Individual voters were grouped by unique residential address to create a household-level view.
Metric: The "Likelihood Score" displayed on the map represents the average probability of all registered voters at that address voting in the next municipal election.
Rationale: Household-level aggregation serves two purposes:
It reduces the dataset size to fit within Google MyMaps 2,000-record-per-layer limit.
It provides actionable intelligence for canvassing operations—identifying high-engagement households is more efficient than tracking individual voters.
Example: A household with 3 voters scoring 95%, 88%, and 92% would display an average score of 91.7%.
Model Architecture
We utilized a Random Forest Classifier, an ensemble learning method that constructs multiple decision trees during training and outputs the mode of their predictions.
Technical Specs:
• Algorithm: Random Forest (scikit-learn 1.7.2)
• Estimators: 100 trees
• Max Depth: 5 levels
• Training/Test Split: 80/20
• Random State: 42 (for reproducibility)
Why Random Forest?
Non-linear Relationships: Voter behavior isn't linear. Someone who votes in every Presidential election but skips local elections has a different pattern than someone who votes in primaries. Random Forests excel at capturing these complex, non-linear patterns.
Feature Importance: The model can identify which elections are the strongest predictors. For example, voting in the 2023 local election is a much stronger signal than voting in the 2020 Presidential election.

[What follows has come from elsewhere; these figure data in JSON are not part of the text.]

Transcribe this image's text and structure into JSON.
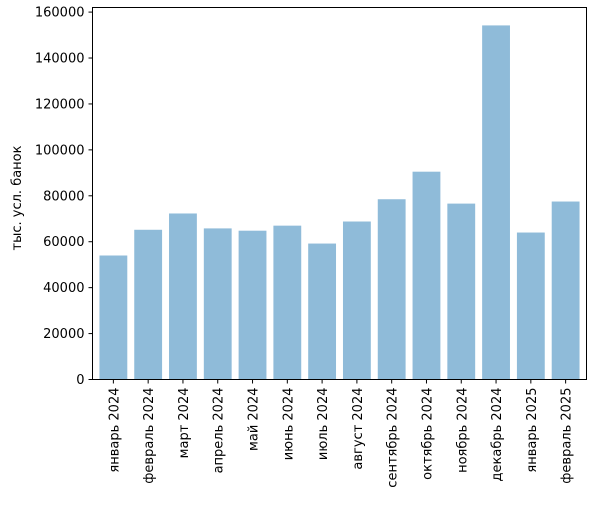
{
  "chart_data": {
    "type": "bar",
    "title": "",
    "xlabel": "",
    "ylabel": "тыс. усл. банок",
    "categories": [
      "январь 2024",
      "февраль 2024",
      "март 2024",
      "апрель 2024",
      "май 2024",
      "июнь 2024",
      "июль 2024",
      "август 2024",
      "сентябрь 2024",
      "октябрь 2024",
      "ноябрь 2024",
      "декабрь 2024",
      "январь 2025",
      "февраль 2025"
    ],
    "values": [
      54000,
      65200,
      72300,
      65800,
      64800,
      67000,
      59200,
      68800,
      78500,
      90500,
      76600,
      154200,
      64000,
      77500
    ],
    "ylim": [
      0,
      162000
    ],
    "yticks": [
      0,
      20000,
      40000,
      60000,
      80000,
      100000,
      120000,
      140000,
      160000
    ],
    "bar_color": "#8fbbd9",
    "grid": false,
    "legend": "none"
  }
}
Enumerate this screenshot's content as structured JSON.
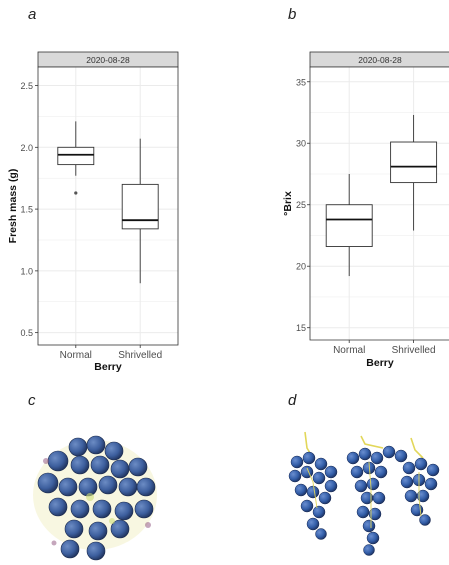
{
  "panels": {
    "a": "a",
    "b": "b",
    "c": "c",
    "d": "d"
  },
  "chart_data": [
    {
      "type": "boxplot",
      "facet_label": "2020-08-28",
      "xlabel": "Berry",
      "ylabel": "Fresh mass (g)",
      "categories": [
        "Normal",
        "Shrivelled"
      ],
      "ylim": [
        0.4,
        2.65
      ],
      "yticks": [
        0.5,
        1.0,
        1.5,
        2.0,
        2.5
      ],
      "ytick_labels": [
        "0.5",
        "1.0",
        "1.5",
        "2.0",
        "2.5"
      ],
      "grid": true,
      "series": [
        {
          "category": "Normal",
          "min": 1.77,
          "q1": 1.86,
          "median": 1.94,
          "q3": 2.0,
          "max": 2.21,
          "outliers": [
            1.63
          ]
        },
        {
          "category": "Shrivelled",
          "min": 0.9,
          "q1": 1.34,
          "median": 1.41,
          "q3": 1.7,
          "max": 2.07,
          "outliers": []
        }
      ]
    },
    {
      "type": "boxplot",
      "facet_label": "2020-08-28",
      "xlabel": "Berry",
      "ylabel": "°Brix",
      "categories": [
        "Normal",
        "Shrivelled"
      ],
      "ylim": [
        14,
        36.2
      ],
      "yticks": [
        15,
        20,
        25,
        30,
        35
      ],
      "ytick_labels": [
        "15",
        "20",
        "25",
        "30",
        "35"
      ],
      "grid": true,
      "series": [
        {
          "category": "Normal",
          "min": 19.2,
          "q1": 21.6,
          "median": 23.8,
          "q3": 25.0,
          "max": 27.5,
          "outliers": []
        },
        {
          "category": "Shrivelled",
          "min": 22.9,
          "q1": 26.8,
          "median": 28.1,
          "q3": 30.1,
          "max": 32.3,
          "outliers": []
        }
      ]
    }
  ],
  "colors": {
    "strip": "#d9d9d9",
    "grid": "#ebebeb",
    "border": "#333333",
    "berry": "#3d5f9e",
    "berry_dark": "#233a6b",
    "stem": "#e2d75a"
  },
  "icons": {
    "c": "blueberry-group-photo",
    "d": "grape-bunches-photo"
  }
}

Robustness: Random Forests are resistant to overfitting and handle missing data gracefully—critical when dealing with voters who have incomplete histories (e.g., recently registered).
Training Objective
The model was trained to identify the specific behavioral patterns of voters who participate in Local/Municipal Elections (odd-numbered years). These elections have fundamentally different turnout dynamics than Presidential or Midterm elections:
Presidential Elections (2020, 2024): High turnout (~70-80% in Piqua), driven by national media coverage and "casual" voters.

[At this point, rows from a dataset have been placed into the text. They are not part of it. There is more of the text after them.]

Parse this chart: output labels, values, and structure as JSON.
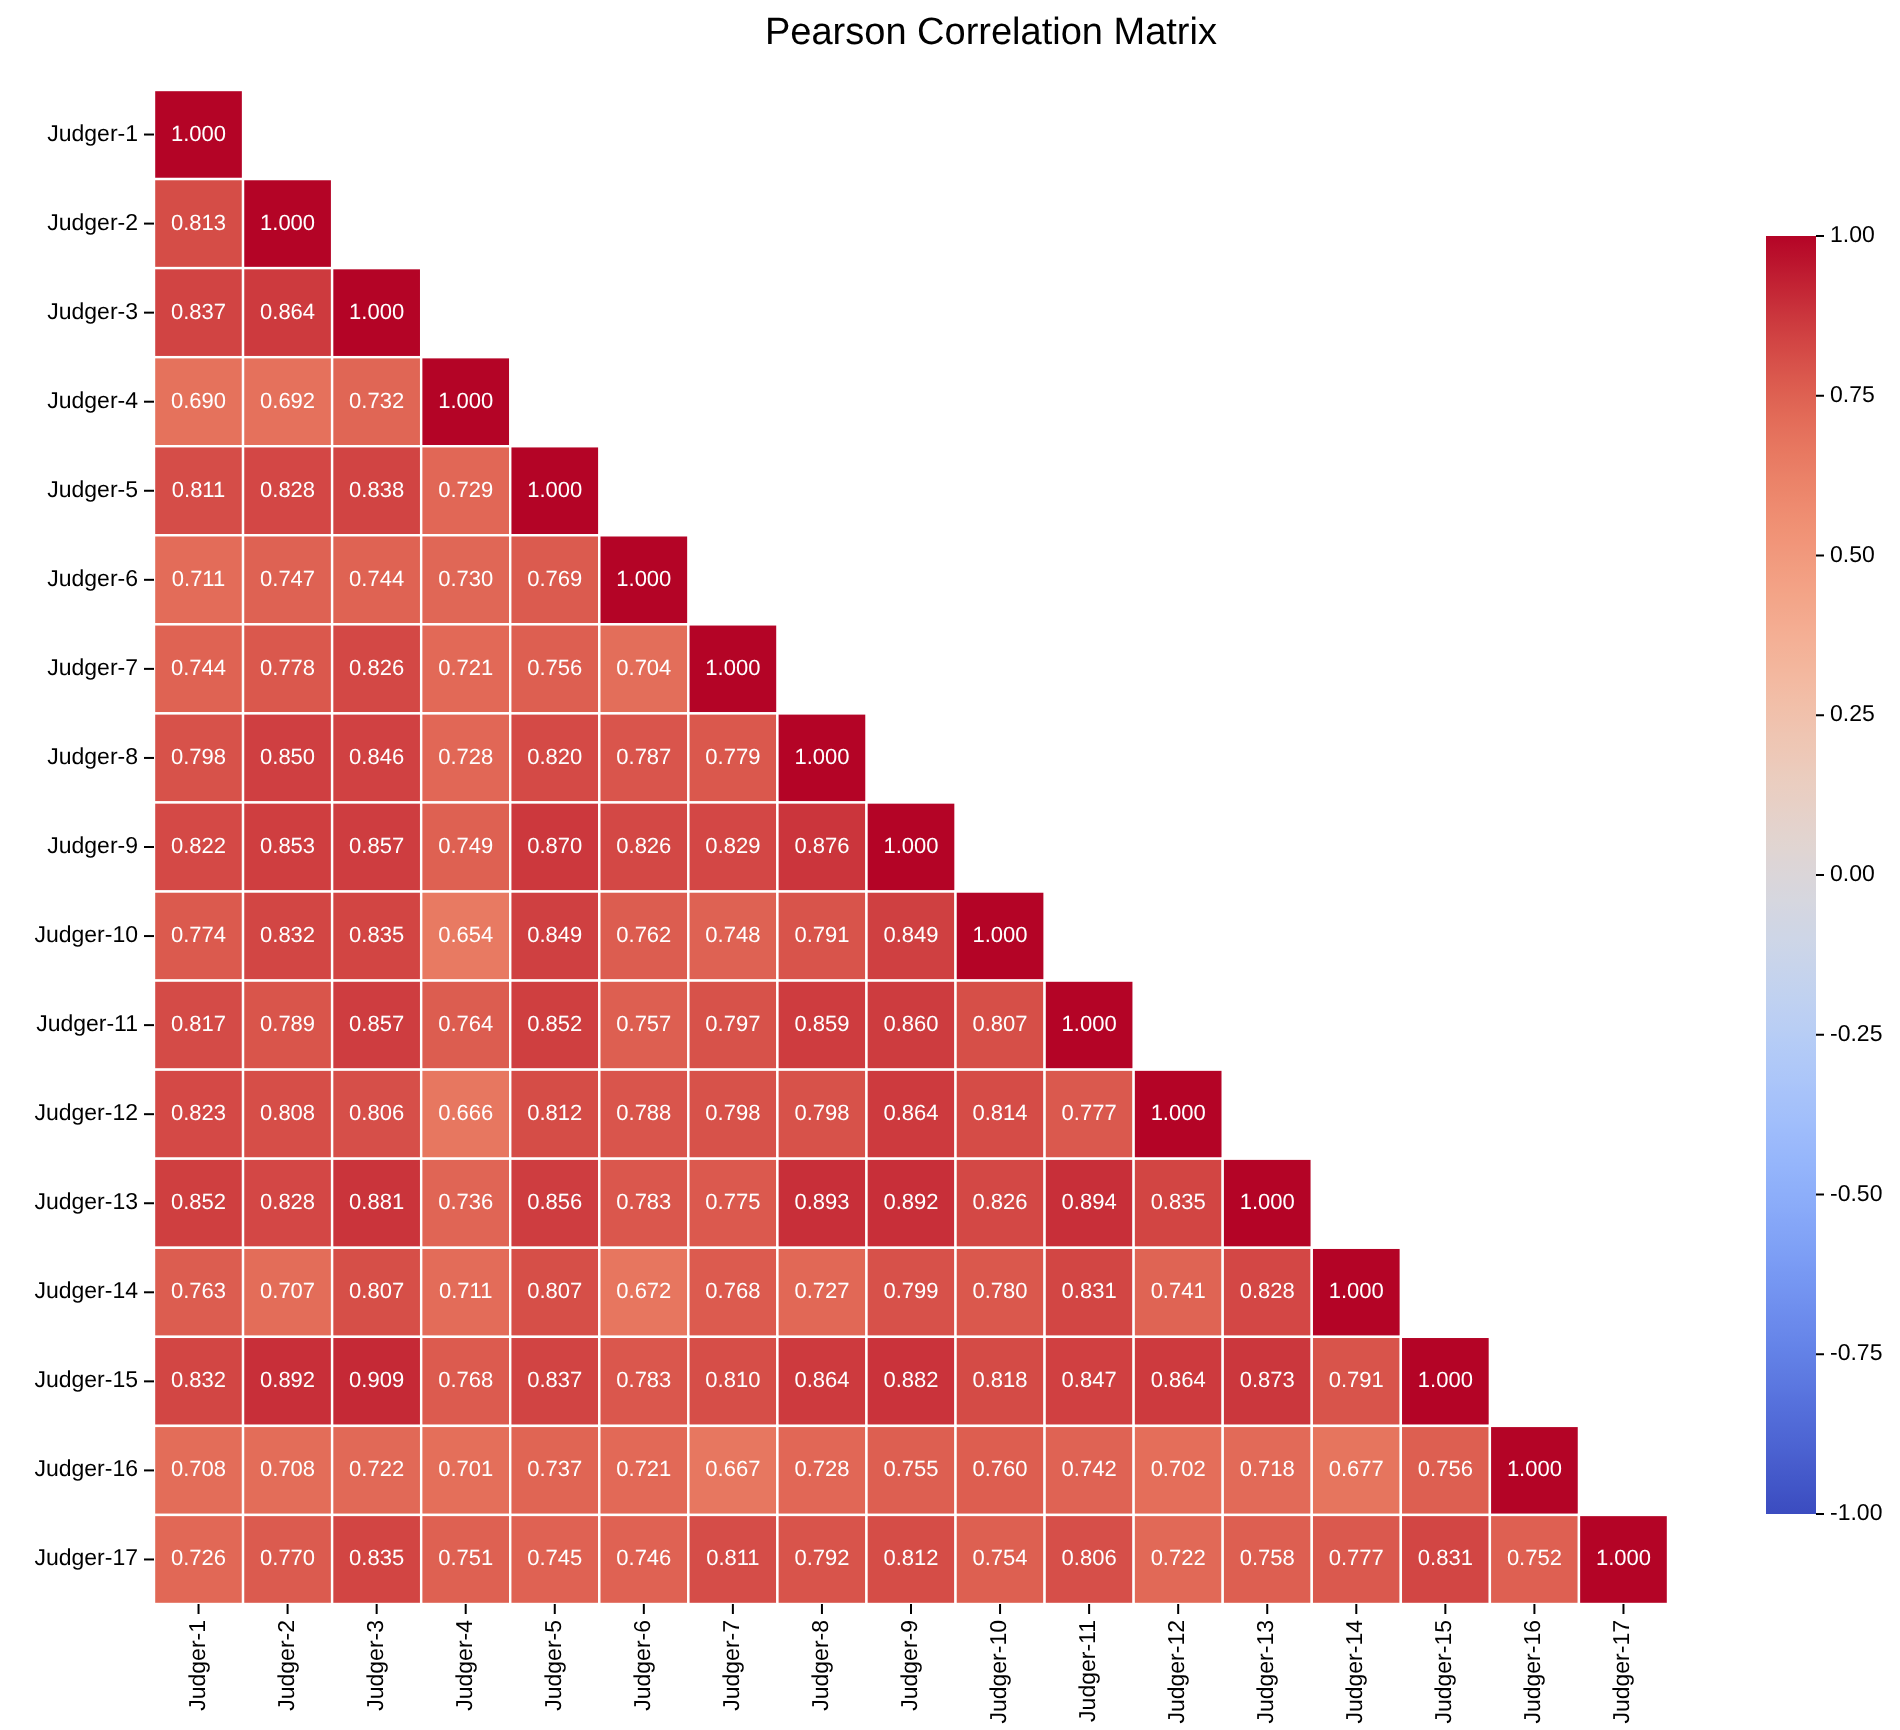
{
  "chart_data": {
    "type": "heatmap",
    "title": "Pearson Correlation Matrix",
    "categories": [
      "Judger-1",
      "Judger-2",
      "Judger-3",
      "Judger-4",
      "Judger-5",
      "Judger-6",
      "Judger-7",
      "Judger-8",
      "Judger-9",
      "Judger-10",
      "Judger-11",
      "Judger-12",
      "Judger-13",
      "Judger-14",
      "Judger-15",
      "Judger-16",
      "Judger-17"
    ],
    "y_categories": [
      "Judger-1",
      "Judger-2",
      "Judger-3",
      "Judger-4",
      "Judger-5",
      "Judger-6",
      "Judger-7",
      "Judger-8",
      "Judger-9",
      "Judger-10",
      "Judger-11",
      "Judger-12",
      "Judger-13",
      "Judger-14",
      "Judger-15",
      "Judger-16",
      "Judger-17"
    ],
    "cells": [
      [
        1.0,
        null,
        null,
        null,
        null,
        null,
        null,
        null,
        null,
        null,
        null,
        null,
        null,
        null,
        null,
        null,
        null
      ],
      [
        0.813,
        1.0,
        null,
        null,
        null,
        null,
        null,
        null,
        null,
        null,
        null,
        null,
        null,
        null,
        null,
        null,
        null
      ],
      [
        0.837,
        0.864,
        1.0,
        null,
        null,
        null,
        null,
        null,
        null,
        null,
        null,
        null,
        null,
        null,
        null,
        null,
        null
      ],
      [
        0.69,
        0.692,
        0.732,
        1.0,
        null,
        null,
        null,
        null,
        null,
        null,
        null,
        null,
        null,
        null,
        null,
        null,
        null
      ],
      [
        0.811,
        0.828,
        0.838,
        0.729,
        1.0,
        null,
        null,
        null,
        null,
        null,
        null,
        null,
        null,
        null,
        null,
        null,
        null
      ],
      [
        0.711,
        0.747,
        0.744,
        0.73,
        0.769,
        1.0,
        null,
        null,
        null,
        null,
        null,
        null,
        null,
        null,
        null,
        null,
        null
      ],
      [
        0.744,
        0.778,
        0.826,
        0.721,
        0.756,
        0.704,
        1.0,
        null,
        null,
        null,
        null,
        null,
        null,
        null,
        null,
        null,
        null
      ],
      [
        0.798,
        0.85,
        0.846,
        0.728,
        0.82,
        0.787,
        0.779,
        1.0,
        null,
        null,
        null,
        null,
        null,
        null,
        null,
        null,
        null
      ],
      [
        0.822,
        0.853,
        0.857,
        0.749,
        0.87,
        0.826,
        0.829,
        0.876,
        1.0,
        null,
        null,
        null,
        null,
        null,
        null,
        null,
        null
      ],
      [
        0.774,
        0.832,
        0.835,
        0.654,
        0.849,
        0.762,
        0.748,
        0.791,
        0.849,
        1.0,
        null,
        null,
        null,
        null,
        null,
        null,
        null
      ],
      [
        0.817,
        0.789,
        0.857,
        0.764,
        0.852,
        0.757,
        0.797,
        0.859,
        0.86,
        0.807,
        1.0,
        null,
        null,
        null,
        null,
        null,
        null
      ],
      [
        0.823,
        0.808,
        0.806,
        0.666,
        0.812,
        0.788,
        0.798,
        0.798,
        0.864,
        0.814,
        0.777,
        1.0,
        null,
        null,
        null,
        null,
        null
      ],
      [
        0.852,
        0.828,
        0.881,
        0.736,
        0.856,
        0.783,
        0.775,
        0.893,
        0.892,
        0.826,
        0.894,
        0.835,
        1.0,
        null,
        null,
        null,
        null
      ],
      [
        0.763,
        0.707,
        0.807,
        0.711,
        0.807,
        0.672,
        0.768,
        0.727,
        0.799,
        0.78,
        0.831,
        0.741,
        0.828,
        1.0,
        null,
        null,
        null
      ],
      [
        0.832,
        0.892,
        0.909,
        0.768,
        0.837,
        0.783,
        0.81,
        0.864,
        0.882,
        0.818,
        0.847,
        0.864,
        0.873,
        0.791,
        1.0,
        null,
        null
      ],
      [
        0.708,
        0.708,
        0.722,
        0.701,
        0.737,
        0.721,
        0.667,
        0.728,
        0.755,
        0.76,
        0.742,
        0.702,
        0.718,
        0.677,
        0.756,
        1.0,
        null
      ],
      [
        0.726,
        0.77,
        0.835,
        0.751,
        0.745,
        0.746,
        0.811,
        0.792,
        0.812,
        0.754,
        0.806,
        0.722,
        0.758,
        0.777,
        0.831,
        0.752,
        1.0
      ]
    ],
    "cell_labels": [
      [
        "1.000",
        null,
        null,
        null,
        null,
        null,
        null,
        null,
        null,
        null,
        null,
        null,
        null,
        null,
        null,
        null,
        null
      ],
      [
        "0.813",
        "1.000",
        null,
        null,
        null,
        null,
        null,
        null,
        null,
        null,
        null,
        null,
        null,
        null,
        null,
        null,
        null
      ],
      [
        "0.837",
        "0.864",
        "1.000",
        null,
        null,
        null,
        null,
        null,
        null,
        null,
        null,
        null,
        null,
        null,
        null,
        null,
        null
      ],
      [
        "0.690",
        "0.692",
        "0.732",
        "1.000",
        null,
        null,
        null,
        null,
        null,
        null,
        null,
        null,
        null,
        null,
        null,
        null,
        null
      ],
      [
        "0.811",
        "0.828",
        "0.838",
        "0.729",
        "1.000",
        null,
        null,
        null,
        null,
        null,
        null,
        null,
        null,
        null,
        null,
        null,
        null
      ],
      [
        "0.711",
        "0.747",
        "0.744",
        "0.730",
        "0.769",
        "1.000",
        null,
        null,
        null,
        null,
        null,
        null,
        null,
        null,
        null,
        null,
        null
      ],
      [
        "0.744",
        "0.778",
        "0.826",
        "0.721",
        "0.756",
        "0.704",
        "1.000",
        null,
        null,
        null,
        null,
        null,
        null,
        null,
        null,
        null,
        null
      ],
      [
        "0.798",
        "0.850",
        "0.846",
        "0.728",
        "0.820",
        "0.787",
        "0.779",
        "1.000",
        null,
        null,
        null,
        null,
        null,
        null,
        null,
        null,
        null
      ],
      [
        "0.822",
        "0.853",
        "0.857",
        "0.749",
        "0.870",
        "0.826",
        "0.829",
        "0.876",
        "1.000",
        null,
        null,
        null,
        null,
        null,
        null,
        null,
        null
      ],
      [
        "0.774",
        "0.832",
        "0.835",
        "0.654",
        "0.849",
        "0.762",
        "0.748",
        "0.791",
        "0.849",
        "1.000",
        null,
        null,
        null,
        null,
        null,
        null,
        null
      ],
      [
        "0.817",
        "0.789",
        "0.857",
        "0.764",
        "0.852",
        "0.757",
        "0.797",
        "0.859",
        "0.860",
        "0.807",
        "1.000",
        null,
        null,
        null,
        null,
        null,
        null
      ],
      [
        "0.823",
        "0.808",
        "0.806",
        "0.666",
        "0.812",
        "0.788",
        "0.798",
        "0.798",
        "0.864",
        "0.814",
        "0.777",
        "1.000",
        null,
        null,
        null,
        null,
        null
      ],
      [
        "0.852",
        "0.828",
        "0.881",
        "0.736",
        "0.856",
        "0.783",
        "0.775",
        "0.893",
        "0.892",
        "0.826",
        "0.894",
        "0.835",
        "1.000",
        null,
        null,
        null,
        null
      ],
      [
        "0.763",
        "0.707",
        "0.807",
        "0.711",
        "0.807",
        "0.672",
        "0.768",
        "0.727",
        "0.799",
        "0.780",
        "0.831",
        "0.741",
        "0.828",
        "1.000",
        null,
        null,
        null
      ],
      [
        "0.832",
        "0.892",
        "0.909",
        "0.768",
        "0.837",
        "0.783",
        "0.810",
        "0.864",
        "0.882",
        "0.818",
        "0.847",
        "0.864",
        "0.873",
        "0.791",
        "1.000",
        null,
        null
      ],
      [
        "0.708",
        "0.708",
        "0.722",
        "0.701",
        "0.737",
        "0.721",
        "0.667",
        "0.728",
        "0.755",
        "0.760",
        "0.742",
        "0.702",
        "0.718",
        "0.677",
        "0.756",
        "1.000",
        null
      ],
      [
        "0.726",
        "0.770",
        "0.835",
        "0.751",
        "0.745",
        "0.746",
        "0.811",
        "0.792",
        "0.812",
        "0.754",
        "0.806",
        "0.722",
        "0.758",
        "0.777",
        "0.831",
        "0.752",
        "1.000"
      ]
    ],
    "clim": [
      -1,
      1
    ],
    "cticks": [
      {
        "value": -1,
        "label": "-1.00"
      },
      {
        "value": -0.75,
        "label": "-0.75"
      },
      {
        "value": -0.5,
        "label": "-0.50"
      },
      {
        "value": -0.25,
        "label": "-0.25"
      },
      {
        "value": 0,
        "label": "0.00"
      },
      {
        "value": 0.25,
        "label": "0.25"
      },
      {
        "value": 0.5,
        "label": "0.50"
      },
      {
        "value": 0.75,
        "label": "0.75"
      },
      {
        "value": 1,
        "label": "1.00"
      }
    ]
  }
}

Midterm Elections (2022): Moderate turnout (~50-60%), driven by engaged partisans.
Municipal Elections (2021, 2023): Low turnout (~20-30%), driven by "Super Voters" with strong local civic engagement.
By training specifically on municipal election patterns, the model learns to distinguish between these voter archetypes.
Training Data & Target
Training Window: Historical voting records from 2015–2022.
Target Variable: Did the voter participate in the November 2023 General Election (the most recent municipal election)?
Eligibility Filter: Only voters who were registered before November 7, 2023, were included in the training set. This prevents the model from "learning" that new voters don't vote—they simply weren't eligible.
Feature Engineering
The model was trained on the following features:
Demographic Features:
Age: Calculated from date of birth. Older voters tend to have higher municipal turnout.
Years_Registered: How long the voter has been registered. Longer registration correlates with civic engagement.
Behavioral Features (Voting History):
Recent General Elections:
2022 General (Midterm): Strong signal for partisan engagement.
2021 General (Local): The single strongest predictor—if they voted in the last local election, they'll likely vote in the next one.
2020 General (Presidential): Weak signal—many "casual" voters participate only in Presidential years.
2019 General (Local): Secondary signal for consistent local engagement.
Primary Elections:
2022 Primary: Indicator of "Super Voter" status—only highly engaged voters participate in primaries.
2021 Primary: Same rationale as above.
Feature Representation:
Each election is encoded as a binary feature (1 = voted, 0 = did not vote).
Example: A voter who participated in 2022 General, 2021 General, and 2022 Primary would have:
• feat_GENERAL-11/08/2022 = 1
• feat_GENERAL-11/02/2021 = 1
• feat_PRIMARY-05/03/2022 = 1
• All other features = 0
Model Performance
Accuracy: 78.5% on the test set (20% of the training data held out for validation).
Precision: 75% (of voters predicted to vote, 75% actually did).
Recall: 80% (of voters who actually voted, the model correctly identified 80%).
F1-Score: 0.77 (harmonic mean of precision and recall).
This performance is strong for a behavioral prediction model, especially given the inherent randomness in voter behavior (illness, weather, last-minute schedule conflicts, etc.).
The trained model was applied to the current voter file to generate a probability score (0–100%) for the November 2025 General Election.
Temporal Shift
The model learned the relationship between "Past 3 years of behavior" → "Next local election." To predict 2025, we shift the window forward:
Training Pattern:
2022 General + 2021 Local + 2020 Presidential → Predict 2023 Local
Application Pattern:
2024 General + 2023 Local + 2022 Midterm → Predict 2025 Local
Handling New Voters
Voters who registered after 2023 have no "2023 Local" feature. The model handles this gracefully:
If they voted in the 2024 General, the model infers they are engaged and assigns a moderate-to-high probability.
If they have no voting history, the model assigns a low probability based on their demographics (age, years registered).